The number of distinct ways to permute a multiset of n elements, and $k_i$ are the multiplicities of each of the distinct elements.

How are these problems and quantities related? Are they one and the same for some choices of $k_i$, $n$, $N$ and $M$?

Put another way, can $C$ be written as a multnomial coefficient?

3

There are 3 best solutions below

1
On BEST ANSWER

Suppose that you have an alphabet $A=\{a_1,\ldots,a_m\}$ of $m$ symbols. Using this alphabet we can form $m^n$ distinct sequences of length $n$ (not $m^{n+1}$).

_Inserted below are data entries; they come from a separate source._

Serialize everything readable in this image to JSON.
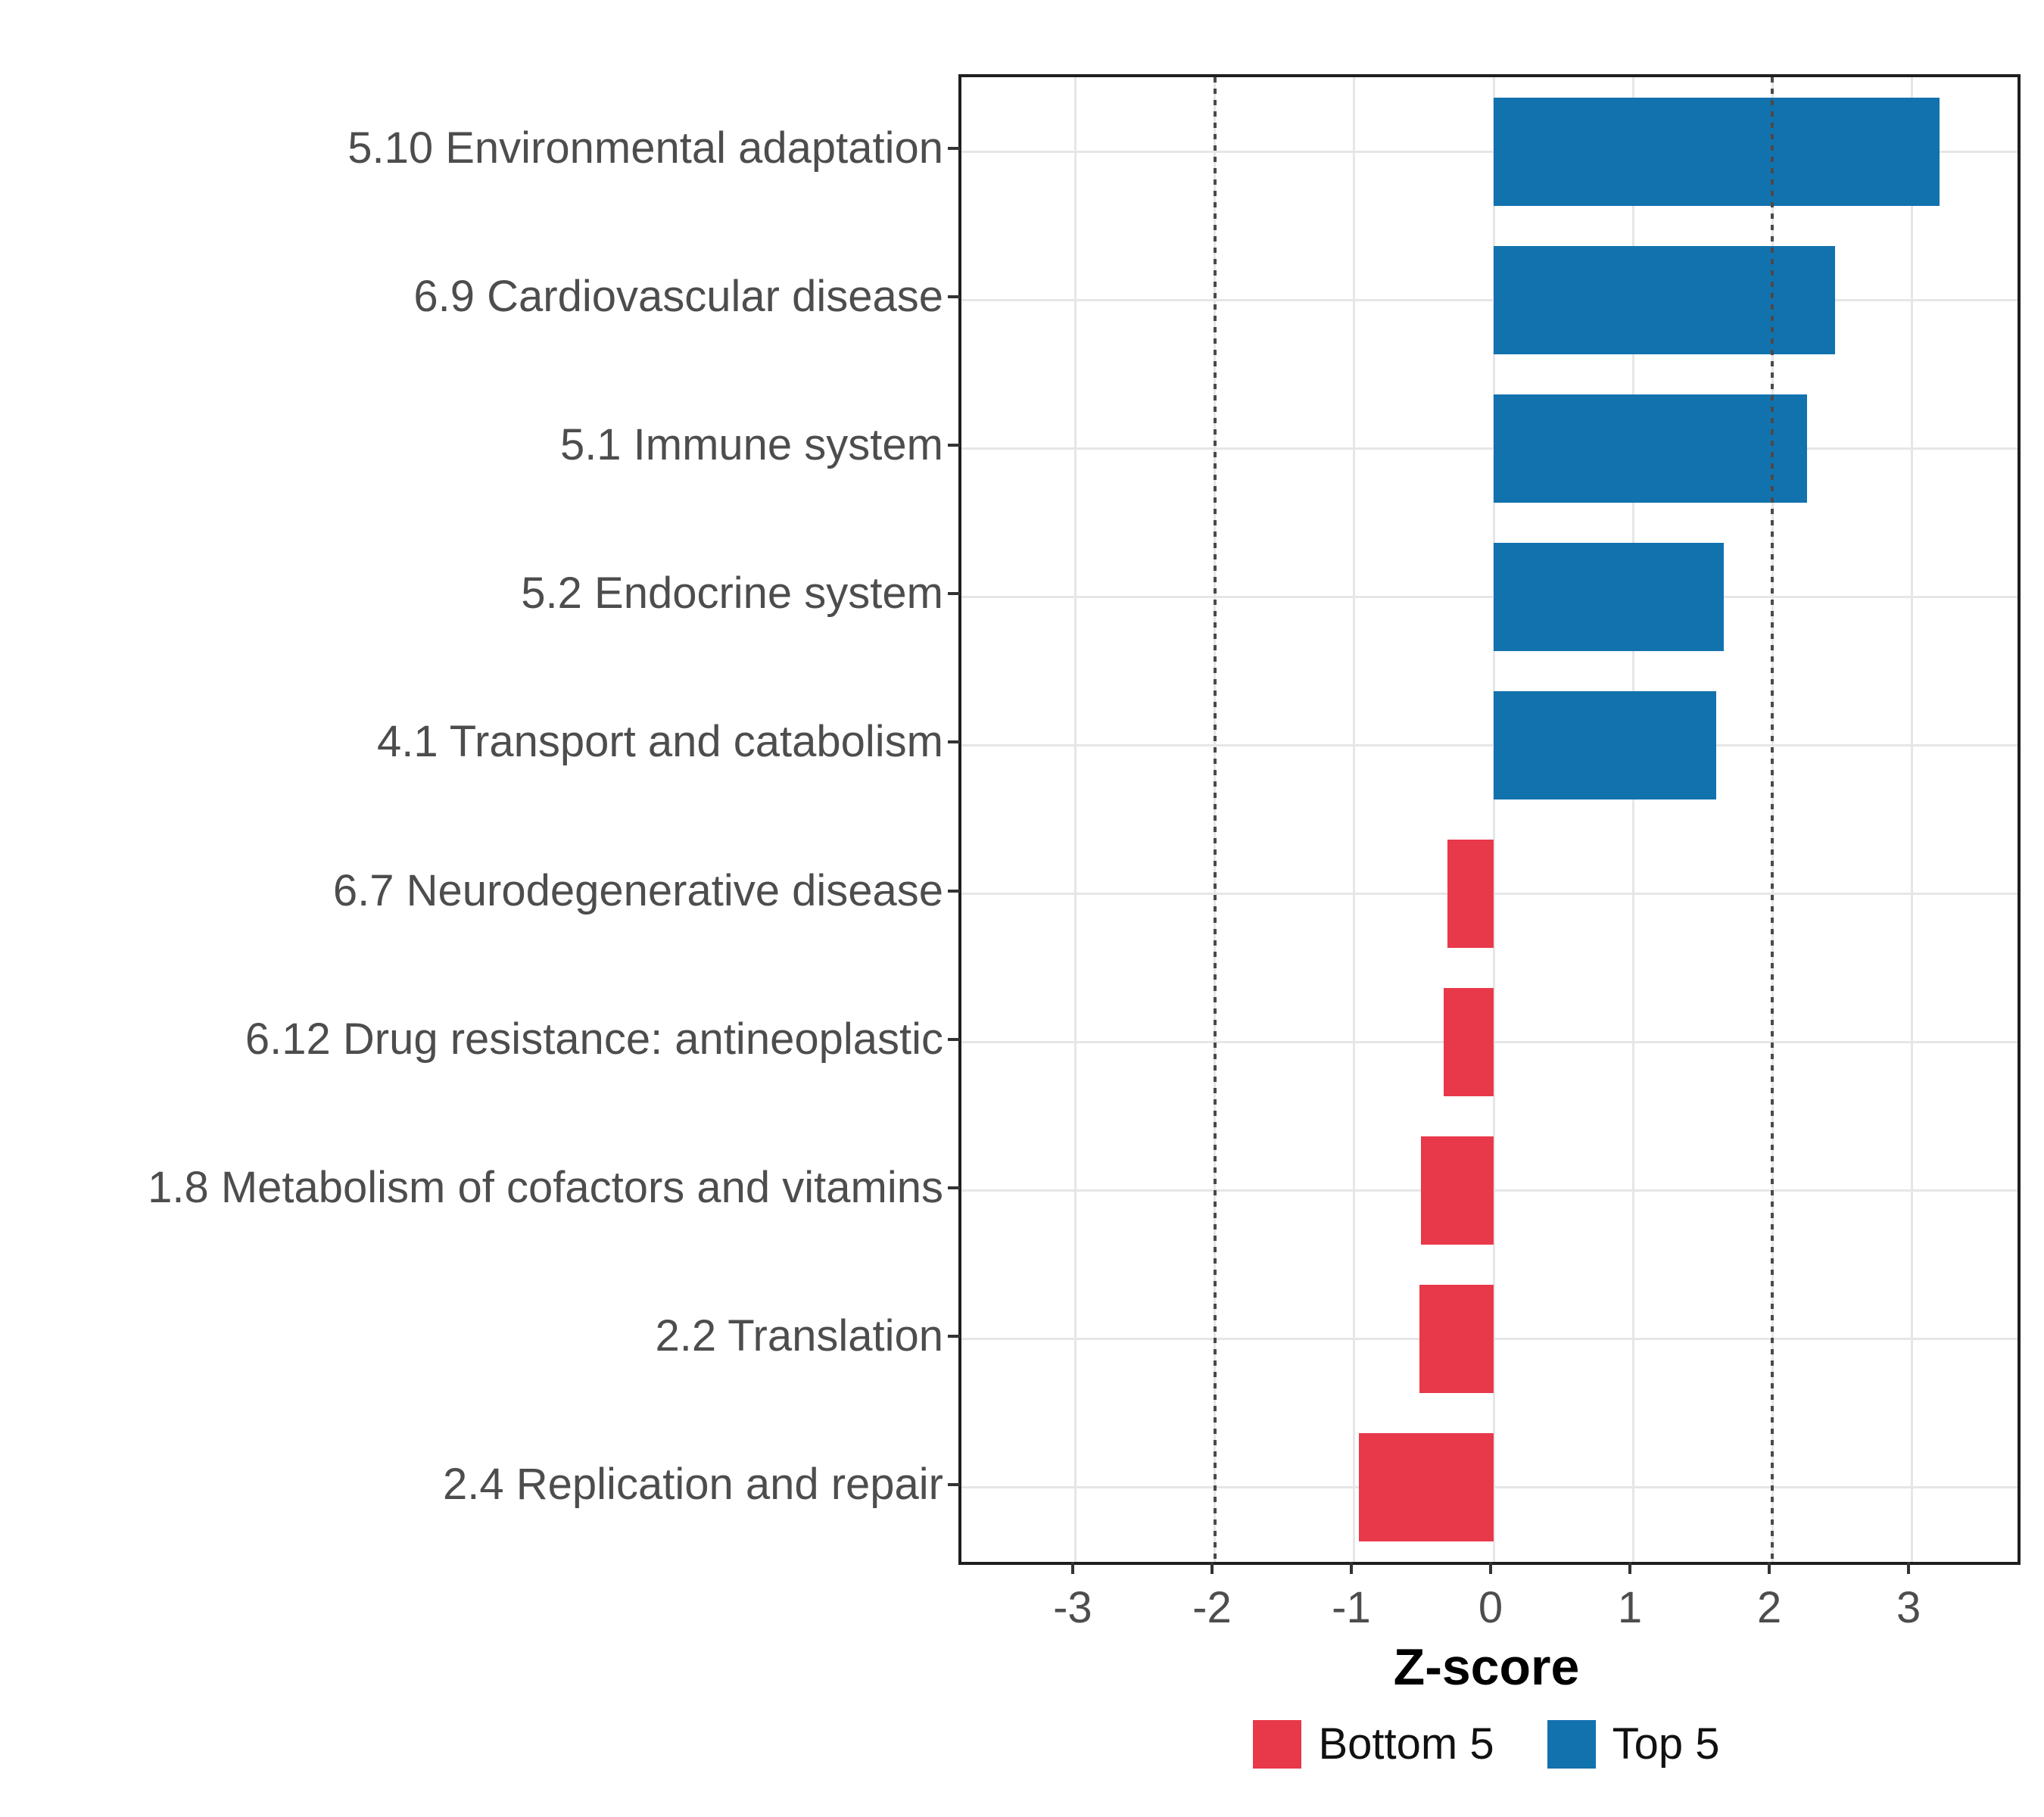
{
  "chart_data": {
    "type": "bar",
    "orientation": "horizontal",
    "title": "",
    "xlabel": "Z-score",
    "ylabel": "",
    "xlim": [
      -3.82,
      3.76
    ],
    "x_ticks": [
      -3,
      -2,
      -1,
      0,
      1,
      2,
      3
    ],
    "x_tick_labels": [
      "-3",
      "-2",
      "-1",
      "0",
      "1",
      "2",
      "3"
    ],
    "reference_lines": [
      -2,
      2
    ],
    "grid": true,
    "legend_position": "bottom",
    "categories": [
      "5.10 Environmental adaptation",
      "6.9 Cardiovascular disease",
      "5.1 Immune system",
      "5.2 Endocrine system",
      "4.1 Transport and catabolism",
      "6.7 Neurodegenerative disease",
      "6.12 Drug resistance: antineoplastic",
      "1.8 Metabolism of cofactors and vitamins",
      "2.2 Translation",
      "2.4 Replication and repair"
    ],
    "values": [
      3.2,
      2.45,
      2.25,
      1.65,
      1.6,
      -0.33,
      -0.36,
      -0.52,
      -0.53,
      -0.97
    ],
    "groups": [
      "Top 5",
      "Top 5",
      "Top 5",
      "Top 5",
      "Top 5",
      "Bottom 5",
      "Bottom 5",
      "Bottom 5",
      "Bottom 5",
      "Bottom 5"
    ],
    "colors": {
      "Top 5": "#1272AE",
      "Bottom 5": "#E8394A"
    },
    "legend": [
      {
        "label": "Bottom 5",
        "color": "#E8394A"
      },
      {
        "label": "Top 5",
        "color": "#1272AE"
      }
    ]
  }
}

Now suppose that $$k_1+k_2+\ldots+k_m=n\;;$$ the multinomial coefficient $\binom{n}{k_1,\ldots,k_m}$ is the number of distinct sequences of length $n$ that contain exactly $k_1$ instances of $a_1$, $k_2$ instances of $a_2$, and so on. The relationship between the two is then straightforward:

$$m^n=\sum_{\substack{\langle k_1,\ldots,k_m\rangle\in\Bbb N^m\\k_1+\ldots+k_m=n}}\binom{n}{k_1,\ldots,k_m}\;:$$

the sum is taken over all possible counts of the different symbols.

0
On

For example, take $n = 3$, $m=2$, $k_1 = 1$ and $k_2 = 2$. $${3 \choose 1,2} = \frac{3!}{1!2!}=3$$ is the number of $3$-letter words consisting of one "a" and two "b". $$ abb, bab, bba $$

On the other hand, $2^3 = 8$ is the total number of $3$-letter words from this alphabet. This includes the cases $(k_1,k_2) = (3,0), (2,1), (1,2), (0,3)$.

In general, $$ m^n = \sum_{k} {{n} \choose {k_1,\ldots, k_m}}$$ where the sum is over all $m$-tuples of nonnegative integers whose sum is $n$.

2
On

$C$ represents the number of strings you can write without any limitation, the multinomial coefficient gives you the number of strings you can write when using exactly $k_1$ times $A_1$, $k_2$ times $A_2$ and so on. Hence, the sum of all the multinomial coefficients (going over all $k$s such that $\sum k_i = n$ must give you $C$).

Say $n=2$, and the alphabet has two letters: A,B.

Total number of words ($C$): AA,AB,BA,BB.

$k_1=2,k_2=0$: AA

$k_1=1,k_2=1$: AB,BA

$k_1=0,k_2=2$: BB